All the data fields will be parsed according to the data-type defined in the graph schema. If the input data field cannot be parsed correctly, data building process would be failed with corresponding errors.
Loading Process¶
The loading process contains three steps:
Step 1: A partitioned graph is built from the source files and stored in the same HDFS using a MapReduce job
Step 2: The graph partitions are loaded into the store servers (in parallel)
Step 3: Commit to the online service so that data is ready for serving queries
1. Building a partitioned graph¶
Build data by running the hadoop map-reduce job with following command.
NOTE: You should make sure hadoop can be found in the env $PATH.
$ ./data_load/bin/load_tool.sh hadoop-build <path/to/config/file>
The config file should follow a format that is recognized by Java java.util.Properties class. Here is an example:
split.size=256
separator=\\|
input.path=/tmp/ldbc_sample
output.path=/tmp/data_output
graph.endpoint=1.2.3.4:55555
column.mapping.config={"person_0_0.csv":{"label":"person","propertiesColMap":{"0":"id","1":"name"}},"person_knows_person_0_0.csv":{"label":"knows","srcLabel":"person","dstLabel":"person","srcPkColMap":{"0":"id"},"dstPkColMap":{"1":"id"},"propertiesColMap":{"2":"date"}}}
skip.header=true
Details of the parameters are listed below:
Config key |
Required |
Default |
Description |
---|---|---|---|
split.size |
false |
256 |
Hadoop map-reduce input data split size in MB |
separator |
false |
\| |
Seperator used to parse each field in a line |
input.path |
true |
Input HDFS dir |
|
output.path |
true |
Output HDFS dir |
|
graph.endpoint |
true |
RPC endpoint of the graph storage service. You can get the RPC endpoint following this document: GraphScope Store Service |
|
column.mapping.config |
true |
Mapping info for each input file in JSON format. Each key in the first level should be a fileName that can be found in the input.path, and the corresponding value defines the mapping info. For a vertex type, the mapping info should includes 1) label of the vertex type, 2) propertiesColMap that describes the mapping from input field to graph property in the format of { columnIdx: “propertyName” }. For an edge type, the mapping info should includes 1) label of the edge type, 2) srcLabel of the source vertex type, 3) dstLabel of the destination vertex type, 4) srcPkColMap that describes the mapping from input field to graph property of the primary keys in the source vertex type, 5) dstPkColMap that describes the mapping from input field to graph property of the primary keys in the destination vertex type, 6) propertiesColMap that describes the mapping from input field to graph property of the edge type |
|
skip.header |
false |
true |
Whether to skip the first line of the input file |
After data building completed, you can find the output files in the output.path of HDFS. The output files includes a meta file named META, an empty file named _SUCCESS, and some data files that one for each partition named in the pattern of part-r-xxxxx.sst. The layout of the output directory should look like:
/tmp/data_output
|- META
|- _SUCCESS
|- part-r-00000.sst
|- part-r-00001.sst
|- part-r-00002.sst
...
2. Loading graph partitions¶
Now ingest the offline built data into the graph storage:
NOTE: You need to make sure that the HDFS endpoint that can be accessed from the processes of the graph store.
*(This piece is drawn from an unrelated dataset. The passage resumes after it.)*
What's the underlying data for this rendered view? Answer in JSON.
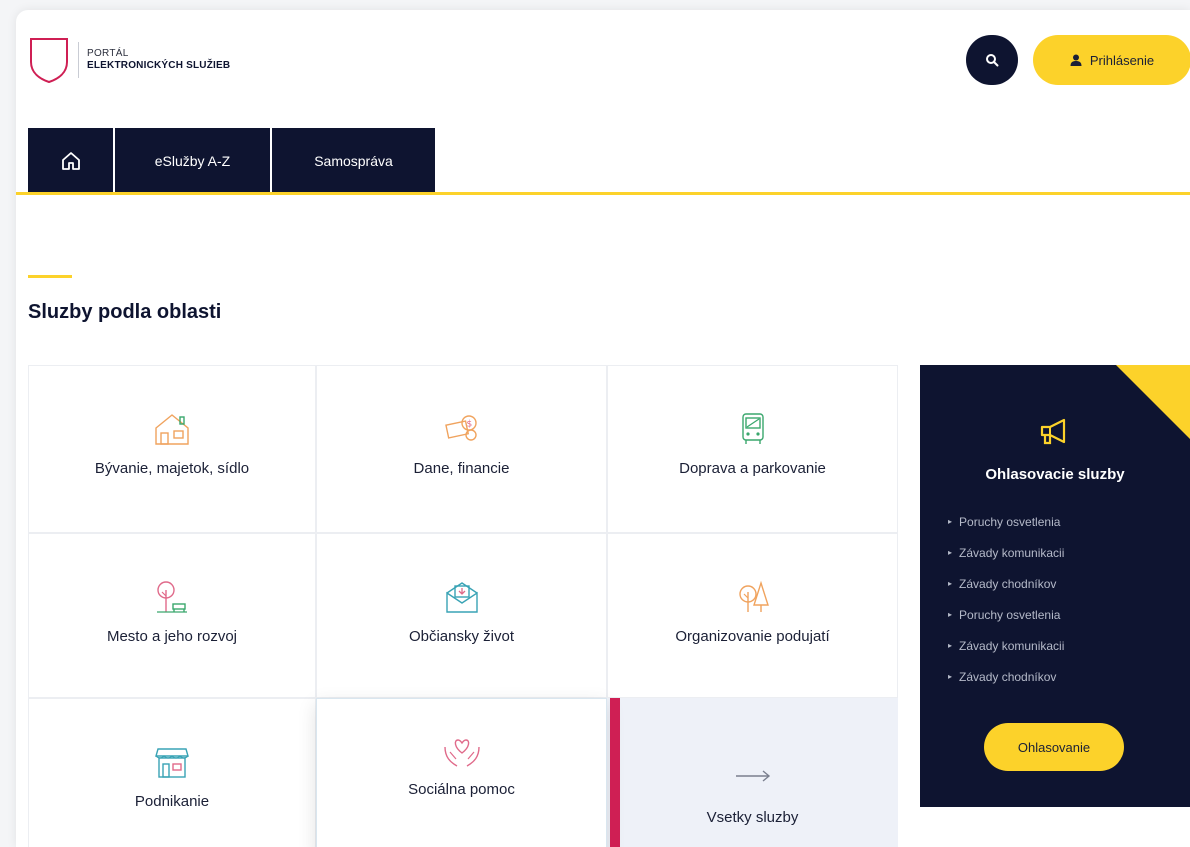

$ ./data_load/bin/load_tool.sh -c ingest -d hdfs://1.2.3.4:9000/tmp/data_output
The offline built data can be ingested successfully only once, otherwise errors will occur.
3. Commit to store service¶
After data ingested into graph storage, you need to commit data loading. The data will not be able to read until committed successfully.
$ ./data_load/bin/load_tool.sh -c commit -d hdfs://1.2.3.4:9000/tmp/data_output
Notice: The later committed data will overwrite the earlier committed data which have same vertex types or edge relations.